All things you could easily get without being rational, and that rationality doesn't seem too correlated with (there's probably even a weak-moderate negative correlation).

  • I sense that a common rationalist perspective is to pay a lot more attention to the bad things, and not to be satisfied with the good. More generally, this seems to be the perspective of ambitious people.
  • Rationalists don't seem to be able to derive as much joy from interaction with normal people, and thus probably struggle to find strong relationships.

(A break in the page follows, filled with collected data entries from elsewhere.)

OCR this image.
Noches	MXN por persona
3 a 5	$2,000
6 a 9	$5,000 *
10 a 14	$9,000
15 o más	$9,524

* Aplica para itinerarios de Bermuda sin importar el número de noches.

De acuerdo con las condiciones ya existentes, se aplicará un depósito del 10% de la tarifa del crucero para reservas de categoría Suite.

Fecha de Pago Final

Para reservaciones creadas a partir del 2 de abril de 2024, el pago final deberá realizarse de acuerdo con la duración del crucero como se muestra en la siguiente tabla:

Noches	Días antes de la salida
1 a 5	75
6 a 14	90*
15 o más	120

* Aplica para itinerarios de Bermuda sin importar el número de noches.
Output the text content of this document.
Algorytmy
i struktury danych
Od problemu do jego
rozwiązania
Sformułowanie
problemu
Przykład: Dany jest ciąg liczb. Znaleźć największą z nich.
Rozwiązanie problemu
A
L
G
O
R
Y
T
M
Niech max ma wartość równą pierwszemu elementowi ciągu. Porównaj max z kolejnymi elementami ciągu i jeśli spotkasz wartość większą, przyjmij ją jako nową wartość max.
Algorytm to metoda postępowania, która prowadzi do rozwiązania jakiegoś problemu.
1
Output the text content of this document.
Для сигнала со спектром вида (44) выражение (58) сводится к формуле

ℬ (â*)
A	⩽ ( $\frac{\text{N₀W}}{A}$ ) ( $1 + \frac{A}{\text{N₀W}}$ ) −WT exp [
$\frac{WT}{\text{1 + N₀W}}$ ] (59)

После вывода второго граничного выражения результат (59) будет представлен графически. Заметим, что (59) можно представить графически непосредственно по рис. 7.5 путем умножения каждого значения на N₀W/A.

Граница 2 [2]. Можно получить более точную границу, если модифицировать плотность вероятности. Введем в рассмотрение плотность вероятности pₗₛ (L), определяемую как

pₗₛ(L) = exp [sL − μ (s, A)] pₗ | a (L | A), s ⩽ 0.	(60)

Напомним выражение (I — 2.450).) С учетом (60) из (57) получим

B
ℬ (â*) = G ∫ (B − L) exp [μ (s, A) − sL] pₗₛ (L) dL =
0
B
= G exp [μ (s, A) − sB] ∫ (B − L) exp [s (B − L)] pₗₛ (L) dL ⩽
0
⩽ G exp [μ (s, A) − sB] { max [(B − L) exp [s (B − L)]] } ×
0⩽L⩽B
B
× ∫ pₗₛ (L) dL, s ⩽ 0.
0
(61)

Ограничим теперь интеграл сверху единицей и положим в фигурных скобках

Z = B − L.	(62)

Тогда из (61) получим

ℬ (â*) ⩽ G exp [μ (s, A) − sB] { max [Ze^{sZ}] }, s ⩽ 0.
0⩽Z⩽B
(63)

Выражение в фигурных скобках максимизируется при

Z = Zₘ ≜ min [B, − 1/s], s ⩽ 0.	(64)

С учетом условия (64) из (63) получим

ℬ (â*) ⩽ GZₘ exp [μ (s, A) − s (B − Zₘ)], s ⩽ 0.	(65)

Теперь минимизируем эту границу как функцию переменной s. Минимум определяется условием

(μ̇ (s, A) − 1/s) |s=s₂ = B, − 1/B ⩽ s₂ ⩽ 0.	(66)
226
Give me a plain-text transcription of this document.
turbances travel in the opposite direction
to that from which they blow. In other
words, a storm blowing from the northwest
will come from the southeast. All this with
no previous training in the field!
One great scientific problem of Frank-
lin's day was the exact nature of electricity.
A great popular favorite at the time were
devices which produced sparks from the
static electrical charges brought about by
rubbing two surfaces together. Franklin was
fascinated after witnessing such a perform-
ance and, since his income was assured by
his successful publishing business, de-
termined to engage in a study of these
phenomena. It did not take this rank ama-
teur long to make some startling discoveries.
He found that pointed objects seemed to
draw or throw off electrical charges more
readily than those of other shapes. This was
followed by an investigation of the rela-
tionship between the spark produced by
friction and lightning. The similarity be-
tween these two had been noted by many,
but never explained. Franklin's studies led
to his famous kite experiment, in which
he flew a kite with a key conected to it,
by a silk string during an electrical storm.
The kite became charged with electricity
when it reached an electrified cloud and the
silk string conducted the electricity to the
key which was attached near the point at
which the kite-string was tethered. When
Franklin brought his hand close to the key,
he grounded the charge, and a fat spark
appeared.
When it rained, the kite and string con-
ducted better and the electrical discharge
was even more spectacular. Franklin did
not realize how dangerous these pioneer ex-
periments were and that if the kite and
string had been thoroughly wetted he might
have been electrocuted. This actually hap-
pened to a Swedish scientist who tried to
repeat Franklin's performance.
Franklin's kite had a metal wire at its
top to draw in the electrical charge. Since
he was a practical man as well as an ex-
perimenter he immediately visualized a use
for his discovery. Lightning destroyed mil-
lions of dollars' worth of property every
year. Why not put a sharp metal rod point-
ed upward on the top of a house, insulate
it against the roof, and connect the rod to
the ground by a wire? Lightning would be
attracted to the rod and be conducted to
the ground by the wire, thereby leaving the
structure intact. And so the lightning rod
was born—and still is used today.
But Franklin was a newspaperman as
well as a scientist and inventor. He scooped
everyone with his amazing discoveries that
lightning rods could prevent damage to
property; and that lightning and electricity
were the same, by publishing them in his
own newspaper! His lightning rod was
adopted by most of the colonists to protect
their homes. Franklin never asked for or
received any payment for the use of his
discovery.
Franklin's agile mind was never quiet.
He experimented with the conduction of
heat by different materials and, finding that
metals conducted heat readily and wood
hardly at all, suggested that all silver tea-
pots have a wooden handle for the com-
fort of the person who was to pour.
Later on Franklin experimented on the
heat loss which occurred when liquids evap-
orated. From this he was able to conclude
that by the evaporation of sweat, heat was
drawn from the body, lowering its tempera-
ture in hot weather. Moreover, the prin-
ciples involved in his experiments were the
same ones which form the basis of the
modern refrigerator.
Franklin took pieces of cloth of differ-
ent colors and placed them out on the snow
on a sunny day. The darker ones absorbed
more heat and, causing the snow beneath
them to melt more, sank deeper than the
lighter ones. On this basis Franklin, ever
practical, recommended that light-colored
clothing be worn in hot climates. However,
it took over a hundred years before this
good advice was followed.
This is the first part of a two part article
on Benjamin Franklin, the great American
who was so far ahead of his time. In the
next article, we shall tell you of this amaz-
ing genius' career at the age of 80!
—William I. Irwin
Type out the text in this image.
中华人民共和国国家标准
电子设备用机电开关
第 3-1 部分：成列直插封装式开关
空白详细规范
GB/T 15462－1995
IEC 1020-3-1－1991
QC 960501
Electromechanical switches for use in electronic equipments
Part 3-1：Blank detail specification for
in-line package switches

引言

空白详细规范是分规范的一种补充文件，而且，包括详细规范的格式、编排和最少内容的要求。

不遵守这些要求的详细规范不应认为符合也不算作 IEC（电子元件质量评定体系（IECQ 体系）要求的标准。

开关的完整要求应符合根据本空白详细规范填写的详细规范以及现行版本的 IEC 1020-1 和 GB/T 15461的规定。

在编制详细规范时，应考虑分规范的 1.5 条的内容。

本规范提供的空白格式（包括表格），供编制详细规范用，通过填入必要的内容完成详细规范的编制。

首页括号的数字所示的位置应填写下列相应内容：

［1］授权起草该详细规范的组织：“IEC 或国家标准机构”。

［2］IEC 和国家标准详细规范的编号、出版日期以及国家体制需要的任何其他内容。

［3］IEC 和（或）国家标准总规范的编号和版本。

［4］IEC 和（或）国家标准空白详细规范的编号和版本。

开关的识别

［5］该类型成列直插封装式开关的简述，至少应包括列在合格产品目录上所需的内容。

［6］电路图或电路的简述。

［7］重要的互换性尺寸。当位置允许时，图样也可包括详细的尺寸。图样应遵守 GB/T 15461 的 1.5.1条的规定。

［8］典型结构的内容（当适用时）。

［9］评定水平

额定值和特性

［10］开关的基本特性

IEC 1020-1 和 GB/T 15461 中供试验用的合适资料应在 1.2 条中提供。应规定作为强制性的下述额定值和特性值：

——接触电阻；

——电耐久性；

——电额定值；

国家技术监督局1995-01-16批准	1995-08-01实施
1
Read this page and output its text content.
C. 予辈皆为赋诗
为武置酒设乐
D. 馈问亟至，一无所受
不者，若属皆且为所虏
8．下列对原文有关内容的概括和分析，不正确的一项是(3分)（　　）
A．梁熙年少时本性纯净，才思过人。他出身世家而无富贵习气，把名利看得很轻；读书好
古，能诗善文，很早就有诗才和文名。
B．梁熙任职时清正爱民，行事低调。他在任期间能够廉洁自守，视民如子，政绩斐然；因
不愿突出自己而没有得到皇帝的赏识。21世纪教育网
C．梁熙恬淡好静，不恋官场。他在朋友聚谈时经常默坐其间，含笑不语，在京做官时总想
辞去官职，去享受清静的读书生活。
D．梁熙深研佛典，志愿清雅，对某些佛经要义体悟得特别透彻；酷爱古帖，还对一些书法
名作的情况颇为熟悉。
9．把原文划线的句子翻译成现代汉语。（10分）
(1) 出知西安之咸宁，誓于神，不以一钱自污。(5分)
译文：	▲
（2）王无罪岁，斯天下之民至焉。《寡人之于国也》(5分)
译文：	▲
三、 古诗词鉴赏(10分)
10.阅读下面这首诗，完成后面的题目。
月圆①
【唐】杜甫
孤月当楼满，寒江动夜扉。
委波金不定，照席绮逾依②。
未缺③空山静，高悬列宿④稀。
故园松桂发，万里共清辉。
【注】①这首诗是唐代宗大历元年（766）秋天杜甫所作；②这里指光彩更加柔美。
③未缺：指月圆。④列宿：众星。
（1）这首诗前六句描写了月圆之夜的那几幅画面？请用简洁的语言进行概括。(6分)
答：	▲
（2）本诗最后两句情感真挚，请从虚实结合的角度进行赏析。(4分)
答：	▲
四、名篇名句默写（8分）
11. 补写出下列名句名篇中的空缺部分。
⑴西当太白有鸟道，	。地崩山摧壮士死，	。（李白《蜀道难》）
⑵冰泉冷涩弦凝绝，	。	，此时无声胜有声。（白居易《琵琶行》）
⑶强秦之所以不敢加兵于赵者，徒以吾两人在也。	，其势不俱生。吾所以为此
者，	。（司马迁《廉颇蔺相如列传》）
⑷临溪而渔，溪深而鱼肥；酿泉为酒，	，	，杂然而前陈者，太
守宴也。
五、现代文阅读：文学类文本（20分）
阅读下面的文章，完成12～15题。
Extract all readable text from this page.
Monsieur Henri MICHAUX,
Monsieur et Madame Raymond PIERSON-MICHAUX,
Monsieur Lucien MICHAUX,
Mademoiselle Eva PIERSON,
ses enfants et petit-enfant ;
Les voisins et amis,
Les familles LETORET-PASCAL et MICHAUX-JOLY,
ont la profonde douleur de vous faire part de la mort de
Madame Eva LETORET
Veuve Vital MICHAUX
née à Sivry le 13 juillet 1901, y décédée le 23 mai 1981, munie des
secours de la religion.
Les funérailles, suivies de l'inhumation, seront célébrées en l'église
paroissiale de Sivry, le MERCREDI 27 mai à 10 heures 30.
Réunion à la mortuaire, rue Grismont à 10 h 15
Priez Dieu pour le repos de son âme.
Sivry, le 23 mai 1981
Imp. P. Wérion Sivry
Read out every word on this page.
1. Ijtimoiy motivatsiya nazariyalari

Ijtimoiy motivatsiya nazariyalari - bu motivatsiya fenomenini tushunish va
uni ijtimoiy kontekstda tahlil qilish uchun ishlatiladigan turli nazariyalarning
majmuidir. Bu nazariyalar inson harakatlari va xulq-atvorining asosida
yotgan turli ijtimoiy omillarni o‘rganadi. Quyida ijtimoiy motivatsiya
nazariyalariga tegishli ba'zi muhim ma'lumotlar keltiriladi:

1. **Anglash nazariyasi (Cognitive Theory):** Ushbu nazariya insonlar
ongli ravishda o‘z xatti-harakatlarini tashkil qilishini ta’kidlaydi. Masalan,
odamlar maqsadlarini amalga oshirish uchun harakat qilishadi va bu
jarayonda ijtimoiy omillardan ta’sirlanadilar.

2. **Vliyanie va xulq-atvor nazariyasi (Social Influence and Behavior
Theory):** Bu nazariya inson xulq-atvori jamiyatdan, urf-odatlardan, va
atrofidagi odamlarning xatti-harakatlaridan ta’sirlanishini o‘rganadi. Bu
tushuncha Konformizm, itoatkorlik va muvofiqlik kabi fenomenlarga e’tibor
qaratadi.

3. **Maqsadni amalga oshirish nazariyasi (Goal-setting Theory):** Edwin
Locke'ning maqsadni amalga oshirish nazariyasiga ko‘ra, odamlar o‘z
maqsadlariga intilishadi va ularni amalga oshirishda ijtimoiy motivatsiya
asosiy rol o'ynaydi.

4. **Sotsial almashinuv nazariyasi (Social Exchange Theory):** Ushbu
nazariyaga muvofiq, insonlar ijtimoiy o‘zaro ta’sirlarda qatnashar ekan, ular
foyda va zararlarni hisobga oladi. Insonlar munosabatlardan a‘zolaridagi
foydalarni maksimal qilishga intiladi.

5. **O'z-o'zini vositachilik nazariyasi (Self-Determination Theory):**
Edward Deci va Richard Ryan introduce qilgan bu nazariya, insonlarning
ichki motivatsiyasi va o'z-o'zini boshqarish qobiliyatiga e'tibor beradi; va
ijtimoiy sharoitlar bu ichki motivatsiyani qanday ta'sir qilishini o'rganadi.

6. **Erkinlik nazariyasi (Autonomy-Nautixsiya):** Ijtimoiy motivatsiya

  • Normal people seem to derive a sense of fulfillment from things that they probably shouldn't. For example, my Uber driver was telling me how much fulfillment she gets from her job, and how she loves being able to help people get to where they're going. She didn't seem to be aware of how replaceable she is. She wasn't asking the question of "what would happen if I wasn't available as an Uber driver". Or "what if there was one less Uber drive available".

I should note that none of this is desirable, and that someone who's a perfect rationalist would probably do quite well in all of these areas. But I think that Reason as a memetic immune disorder applies here. It seems that the amount of rationality that is commonly attained often acts as an immune disorder in these situations.